I see. Your definition is wrong, which explains why you're getting the wrong answer.
You can steal the wealth and worth out of the IP without depriving me of access to it. That, however, doesn't change what you've done.
Stealing the wealth of my ideas is the same, economically at the very least, in stealing the idea itself.
This is why we distinguish between the painting itself (which can be stolen) and the idea of the painting (which cannot).
And yet, we don't, which is why you can't sell knockoffs of the Mona Lisa.

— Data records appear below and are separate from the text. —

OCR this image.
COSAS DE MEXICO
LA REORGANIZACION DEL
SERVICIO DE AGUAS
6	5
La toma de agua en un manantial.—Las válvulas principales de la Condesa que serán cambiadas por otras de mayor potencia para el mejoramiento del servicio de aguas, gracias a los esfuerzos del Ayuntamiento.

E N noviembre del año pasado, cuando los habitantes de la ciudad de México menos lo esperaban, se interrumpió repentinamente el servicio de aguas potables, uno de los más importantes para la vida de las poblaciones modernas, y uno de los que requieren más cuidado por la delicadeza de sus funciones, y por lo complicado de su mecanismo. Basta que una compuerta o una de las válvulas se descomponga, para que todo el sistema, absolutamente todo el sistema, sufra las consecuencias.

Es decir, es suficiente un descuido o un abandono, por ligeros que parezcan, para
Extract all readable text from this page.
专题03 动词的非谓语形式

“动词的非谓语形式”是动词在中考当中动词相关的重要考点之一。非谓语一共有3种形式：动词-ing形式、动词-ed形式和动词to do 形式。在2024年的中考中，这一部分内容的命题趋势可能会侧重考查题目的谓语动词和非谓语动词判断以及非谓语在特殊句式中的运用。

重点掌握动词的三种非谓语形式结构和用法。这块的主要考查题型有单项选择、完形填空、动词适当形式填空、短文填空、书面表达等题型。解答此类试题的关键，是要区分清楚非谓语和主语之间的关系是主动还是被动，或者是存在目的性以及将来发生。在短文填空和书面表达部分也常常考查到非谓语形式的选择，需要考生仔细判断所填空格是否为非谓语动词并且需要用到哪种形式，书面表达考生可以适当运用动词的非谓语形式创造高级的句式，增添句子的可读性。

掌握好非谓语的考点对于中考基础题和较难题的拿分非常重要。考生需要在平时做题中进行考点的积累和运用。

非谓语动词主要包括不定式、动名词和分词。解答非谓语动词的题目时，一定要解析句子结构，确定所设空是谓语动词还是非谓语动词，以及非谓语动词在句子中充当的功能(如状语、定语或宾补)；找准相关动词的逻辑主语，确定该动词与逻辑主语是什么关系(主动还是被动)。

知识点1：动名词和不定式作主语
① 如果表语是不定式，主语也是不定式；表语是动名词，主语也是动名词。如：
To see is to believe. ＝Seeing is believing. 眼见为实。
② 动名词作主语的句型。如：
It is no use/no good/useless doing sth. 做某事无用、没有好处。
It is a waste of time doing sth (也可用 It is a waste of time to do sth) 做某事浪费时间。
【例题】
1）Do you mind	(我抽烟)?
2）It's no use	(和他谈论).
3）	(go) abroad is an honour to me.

It is ludicrous to suggest that IP should be owned in perpetuity. For example, you like chairs? How about paying the descendants of the first chair maker to sit down?
Not all IP is patents. Specifically in the example I gave, Mickey Mouse is copyright. Copyright and patents are two very different things. Both the mouse and the chair may be considered IP, but both do not enjoy the same protection.
I used the word create rather than invent to imply a which side of the difference I was referencing. Evidently I should have spelled it out.
But this demonstrates precisely why it makes no sense: the act of creativity is the same, so why should one be denied what the other enjoys?
Because a patent on something like a car is very different to copyright on Mickey Moouse. One blocks all other versions or derivatives of the car whereas the other one doesn't even block other cartoon mice. Have a think, there's a good chap.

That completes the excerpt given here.